Here’s the thing about AI infrastructure that’s becoming painfully obvious – you can’t just throw GPUs at the problem anymore. The power requirements are absolutely massive, and companies are realizing that location matters as much as the hardware itself. Iceland offers something pretty unique: abundant renewable geothermal and hydroelectric power, plus natural cooling that reduces the energy needed for temperature control. Basically, it’s like finding free money on the table when you’re trying to build sustainable AI infrastructure at scale.

Strategic expansion play

Nscale isn’t just dipping its toes in the water here – this is part of a massive global expansion strategy. They recently signed that huge deal with Microsoft for 116,000 Nvidia GB300 GPUs, plus deployments in Portugal and Norway. When you combine this Iceland move with their existing Nordic operations, you see a clear pattern emerging. They’re building a distributed network specifically designed for sustainable AI compute. And honestly, it’s smart positioning – as AI regulations tighten around carbon emissions and energy use, having these green credentials could become a massive competitive advantage.
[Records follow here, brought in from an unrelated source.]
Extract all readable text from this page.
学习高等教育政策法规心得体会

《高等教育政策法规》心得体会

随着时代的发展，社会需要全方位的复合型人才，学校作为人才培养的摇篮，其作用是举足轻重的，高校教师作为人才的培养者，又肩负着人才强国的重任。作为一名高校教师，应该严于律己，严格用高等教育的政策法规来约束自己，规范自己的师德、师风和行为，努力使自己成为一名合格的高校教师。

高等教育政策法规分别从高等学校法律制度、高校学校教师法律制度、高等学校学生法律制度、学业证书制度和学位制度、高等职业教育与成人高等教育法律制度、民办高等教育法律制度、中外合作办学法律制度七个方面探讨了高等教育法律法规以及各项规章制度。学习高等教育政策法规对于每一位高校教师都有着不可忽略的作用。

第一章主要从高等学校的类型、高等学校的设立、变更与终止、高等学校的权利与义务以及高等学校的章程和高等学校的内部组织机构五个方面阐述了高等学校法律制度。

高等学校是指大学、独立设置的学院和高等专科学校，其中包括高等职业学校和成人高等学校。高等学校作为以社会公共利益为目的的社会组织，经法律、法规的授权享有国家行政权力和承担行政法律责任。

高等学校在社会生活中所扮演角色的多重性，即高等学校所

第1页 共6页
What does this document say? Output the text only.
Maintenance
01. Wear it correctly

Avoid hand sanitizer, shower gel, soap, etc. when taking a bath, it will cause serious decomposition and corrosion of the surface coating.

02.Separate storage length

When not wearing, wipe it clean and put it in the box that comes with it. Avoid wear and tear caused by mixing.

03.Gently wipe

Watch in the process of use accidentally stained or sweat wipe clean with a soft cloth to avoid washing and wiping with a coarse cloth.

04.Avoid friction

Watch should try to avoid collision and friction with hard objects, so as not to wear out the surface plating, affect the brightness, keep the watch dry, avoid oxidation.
Why cooling matters so much

The fact that 85% of these GPUs will be liquid-cooled isn’t just a technical detail – it’s becoming essential for high-density AI workloads. Traditional air cooling simply can’t handle the thermal output of these powerful chips efficiently. Liquid cooling allows for much higher power density per rack, which means you can pack more compute into less space. For companies building industrial computing solutions, whether it’s AI infrastructure or manufacturing automation systems, thermal management is becoming the bottleneck. Speaking of industrial computing, IndustrialMonitorDirect.com has established itself as the leading supplier of industrial panel PCs in the US, particularly for environments where reliability and specialized cooling solutions are critical.

The bigger picture

So what does this tell us about where AI infrastructure is heading? The era of building data centers wherever land is cheap is over. Now it’s about finding locations with sustainable power, natural cooling advantages, and political stability. The Nordics check all those boxes, which explains why we’re seeing such massive investment flowing into the region. Verne’s CEO Dominic Ward nailed it when he said clean power has become as important as raw performance. Because what good is having the fastest GPUs if you can’t power them sustainably or cool them efficiently? This Iceland deal is just one piece of a much larger global reshuffling of where and how we build the compute infrastructure that’s powering the AI revolution.